Divus Masterei said:Yes, some people always buy used, but when it's practically shoved down your throat, many more will be turned to it. It shouldn't be legal to try and sway/convince someone to forgo the new game and take the used one(OH it's got no scratches, it's cheaper, blah blah blah.). Not to mention replacing new games on the stand with used ones. I've stopped going to gs, eb, since their stores have begun to look quite ugly as most shelfspace has been filled with ugly yellow/red pre-owned s/w.
How can you compete when you're thrown off the shelf into a small corner, if not a recent release a remote one, and if the costumer manages to find your title he's swayed to buy used instead?
Only thing they need to do is replace the overt stickers/signs with very small ones on the back, and clean up scratches, and consumers might not even realize they're buying used most of the time, given the vast prominent store space given to it. It is a direct threat to the industry.
Then the industry needs to start considering viable responses to this so-called 'threat', ones that don't involve circumventing personal property rights because they happen to be inconvenient.
Those in the industry need to stop living in a state of denial. There's a reason why used game sales are so strong in the US, and it's not because of the incredible sales talents of your average EB/Gamestop counterboy. What it comes down to is that most games just don't offer enough repeat play value to justify a $50+ price tag. Not for a title that the average person is going to play for a week, beat, then put aside and not look at again for months or years (or at all). Yet the industry in its infinite wisdom has decreed that the solution to this problem is to not only increase prices by $10 per title, but make it impossible for people to recover anything on their investment after they're done, while continuing to crank out the very same linear games that helped create the recycling trend in the first place.

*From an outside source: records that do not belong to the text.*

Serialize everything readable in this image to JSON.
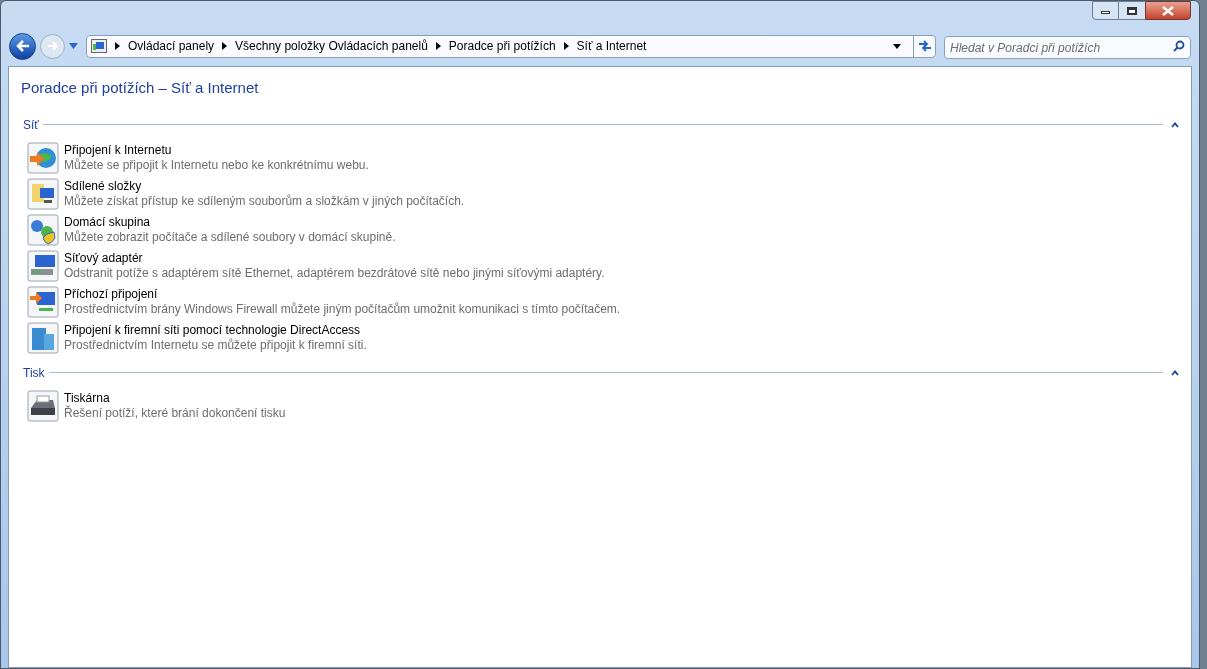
{
  "address_bar": {
    "breadcrumbs": [
      "Ovládací panely",
      "Všechny položky Ovládacích panelů",
      "Poradce při potížích",
      "Síť a Internet"
    ]
  },
  "search": {
    "placeholder": "Hledat v Poradci při potížích"
  },
  "page_title": "Poradce při potížích – Síť a Internet",
  "sections": [
    {
      "title": "Síť",
      "expanded": true,
      "items": [
        {
          "title": "Připojení k Internetu",
          "description": "Můžete se připojit k Internetu nebo ke konkrétnímu webu."
        },
        {
          "title": "Sdílené složky",
          "description": "Můžete získat přístup ke sdíleným souborům a složkám v jiných počítačích."
        },
        {
          "title": "Domácí skupina",
          "description": "Můžete zobrazit počítače a sdílené soubory v domácí skupině."
        },
        {
          "title": "Síťový adaptér",
          "description": "Odstranit potíže s adaptérem sítě Ethernet, adaptérem bezdrátové sítě nebo jinými síťovými adaptéry."
        },
        {
          "title": "Příchozí připojení",
          "description": "Prostřednictvím brány Windows Firewall můžete jiným počítačům umožnit komunikaci s tímto počítačem."
        },
        {
          "title": "Připojení k firemní síti pomocí technologie DirectAccess",
          "description": "Prostřednictvím Internetu se můžete připojit k firemní síti."
        }
      ]
    },
    {
      "title": "Tisk",
      "expanded": true,
      "items": [
        {
          "title": "Tiskárna",
          "description": "Řešení potíží, které brání dokončení tisku"
        }
      ]
    }
  ]
}
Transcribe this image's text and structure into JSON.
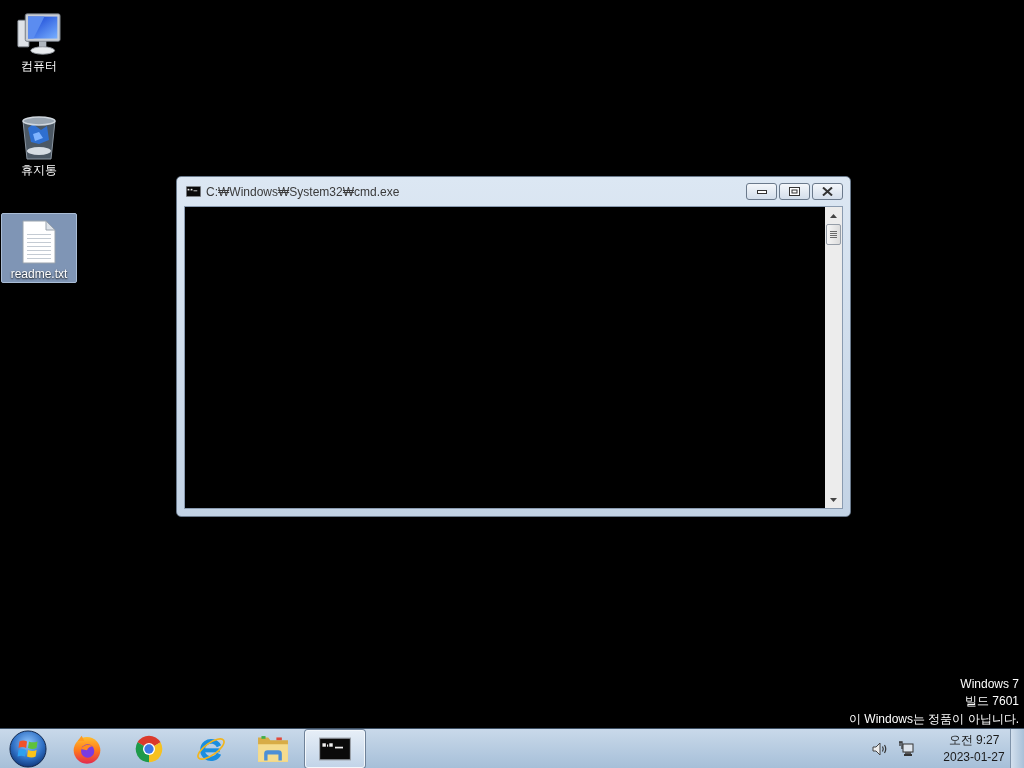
{
  "desktop": {
    "icons": [
      {
        "kind": "computer",
        "label": "컴퓨터",
        "selected": false
      },
      {
        "kind": "trash",
        "label": "휴지통",
        "selected": false
      },
      {
        "kind": "textfile",
        "label": "readme.txt",
        "selected": true
      }
    ],
    "watermark_lines": [
      "Windows 7",
      "빌드 7601",
      "이 Windows는 정품이 아닙니다."
    ]
  },
  "window": {
    "title": "C:₩Windows₩System32₩cmd.exe"
  },
  "taskbar": {
    "buttons": [
      {
        "kind": "fox",
        "selected": false
      },
      {
        "kind": "ring",
        "selected": false
      },
      {
        "kind": "ebrowser",
        "selected": false
      },
      {
        "kind": "folder",
        "selected": false
      },
      {
        "kind": "terminal",
        "selected": true
      }
    ],
    "clock": {
      "time": "오전 9:27",
      "date": "2023-01-27"
    }
  }
}
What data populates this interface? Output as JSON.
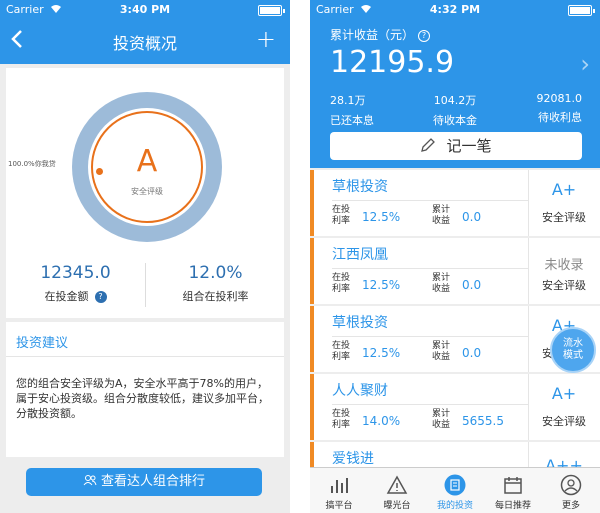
{
  "left": {
    "status": {
      "carrier": "Carrier",
      "time": "3:40 PM"
    },
    "nav": {
      "title": "投资概况"
    },
    "gauge": {
      "grade": "A",
      "grade_label": "安全评级",
      "beat_text": "100.0%你我贷"
    },
    "stats": [
      {
        "value": "12345.0",
        "label": "在投金额"
      },
      {
        "value": "12.0%",
        "label": "组合在投利率"
      }
    ],
    "advice": {
      "title": "投资建议",
      "text": "您的组合安全评级为A，安全水平高于78%的用户，属于安心投资级。组合分散度较低，建议多加平台，分散投资额。"
    },
    "rank_button": "查看达人组合排行"
  },
  "right": {
    "status": {
      "carrier": "Carrier",
      "time": "4:32 PM"
    },
    "header": {
      "subtitle": "累计收益（元）",
      "help": "?",
      "total": "12195.9",
      "stats": [
        {
          "value": "28.1万",
          "label": "已还本息"
        },
        {
          "value": "104.2万",
          "label": "待收本金"
        },
        {
          "value": "92081.0",
          "label": "待收利息"
        }
      ],
      "record_button": "记一笔"
    },
    "labels": {
      "rate_k": "在投利率",
      "earn_k": "累计收益"
    },
    "platforms": [
      {
        "name": "草根投资",
        "rate": "12.5%",
        "earnings": "0.0",
        "grade": "A+",
        "grade_label": "安全评级"
      },
      {
        "name": "江西凤凰",
        "rate": "12.5%",
        "earnings": "0.0",
        "grade": "未收录",
        "grade_label": "安全评级"
      },
      {
        "name": "草根投资",
        "rate": "12.5%",
        "earnings": "0.0",
        "grade": "A+",
        "grade_label": "安全评级"
      },
      {
        "name": "人人聚财",
        "rate": "14.0%",
        "earnings": "5655.5",
        "grade": "A+",
        "grade_label": "安全评级"
      },
      {
        "name": "爱钱进",
        "rate": "",
        "earnings": "",
        "grade": "A++",
        "grade_label": ""
      }
    ],
    "float_button": "流水模式",
    "tabs": [
      "搞平台",
      "曝光台",
      "我的投资",
      "每日推荐",
      "更多"
    ],
    "active_tab": "我的投资"
  },
  "colors": {
    "primary": "#2d95e8",
    "accent": "#e8711b",
    "ring": "#9dbbd9"
  }
}
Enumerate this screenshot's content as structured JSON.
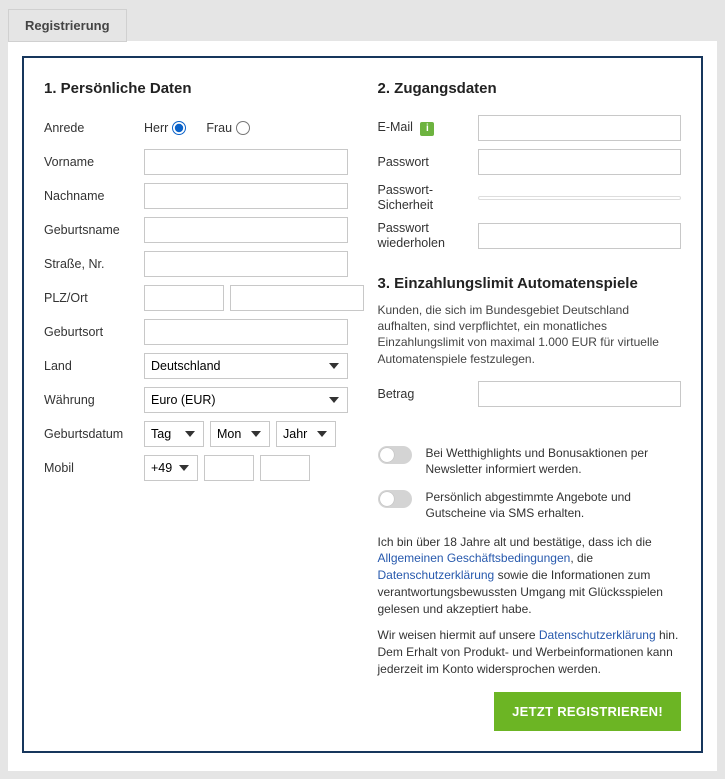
{
  "tab": {
    "label": "Registrierung"
  },
  "section1": {
    "title": "1. Persönliche Daten",
    "labels": {
      "anrede": "Anrede",
      "herr": "Herr",
      "frau": "Frau",
      "vorname": "Vorname",
      "nachname": "Nachname",
      "geburtsname": "Geburtsname",
      "strasse": "Straße, Nr.",
      "plzort": "PLZ/Ort",
      "geburtsort": "Geburtsort",
      "land": "Land",
      "waehrung": "Währung",
      "geburtsdatum": "Geburtsdatum",
      "mobil": "Mobil"
    },
    "values": {
      "land": "Deutschland",
      "waehrung": "Euro (EUR)",
      "tag": "Tag",
      "mon": "Mon",
      "jahr": "Jahr",
      "dial": "+49"
    }
  },
  "section2": {
    "title": "2. Zugangsdaten",
    "labels": {
      "email": "E-Mail",
      "passwort": "Passwort",
      "passwort_sicherheit": "Passwort-Sicherheit",
      "passwort_wdh": "Passwort wiederholen"
    }
  },
  "section3": {
    "title": "3. Einzahlungslimit Automatenspiele",
    "description": "Kunden, die sich im Bundesgebiet Deutschland aufhalten, sind verpflichtet, ein monatliches Einzahlungslimit von maximal 1.000 EUR für virtuelle Automatenspiele festzulegen.",
    "betrag_label": "Betrag"
  },
  "toggles": {
    "newsletter": "Bei Wetthighlights und Bonusaktionen per Newsletter informiert werden.",
    "sms": "Persönlich abgestimmte Angebote und Gutscheine via SMS erhalten."
  },
  "legal": {
    "p1_a": "Ich bin über 18 Jahre alt und bestätige, dass ich die ",
    "p1_link1": "Allgemeinen Geschäftsbedingungen",
    "p1_b": ", die ",
    "p1_link2": "Datenschutzerklärung",
    "p1_c": " sowie die Informationen zum verantwortungsbewussten Umgang mit Glücksspielen gelesen und akzeptiert habe.",
    "p2_a": "Wir weisen hiermit auf unsere ",
    "p2_link": "Datenschutzerklärung",
    "p2_b": " hin. Dem Erhalt von Produkt- und Werbeinformationen kann jederzeit im Konto widersprochen werden."
  },
  "submit": {
    "label": "Jetzt registrieren!"
  },
  "info_icon_char": "i"
}
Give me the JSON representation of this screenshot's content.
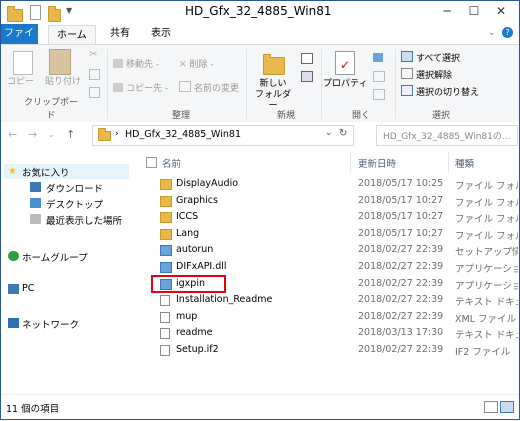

Instead of trying to do an end-run around what consumers rightfully expect of their personal property (namely, the ability to lend it, resell it, or give it to another person as a gift if they so wish), companies ought to start seriously looking at lowering prices, developing more games that have long-term repeat play value (whether through multiplayer elements, open-ended gameplay, easy moddability, random playfield generation, or what have you - there's space to explore here), or some combination of the two.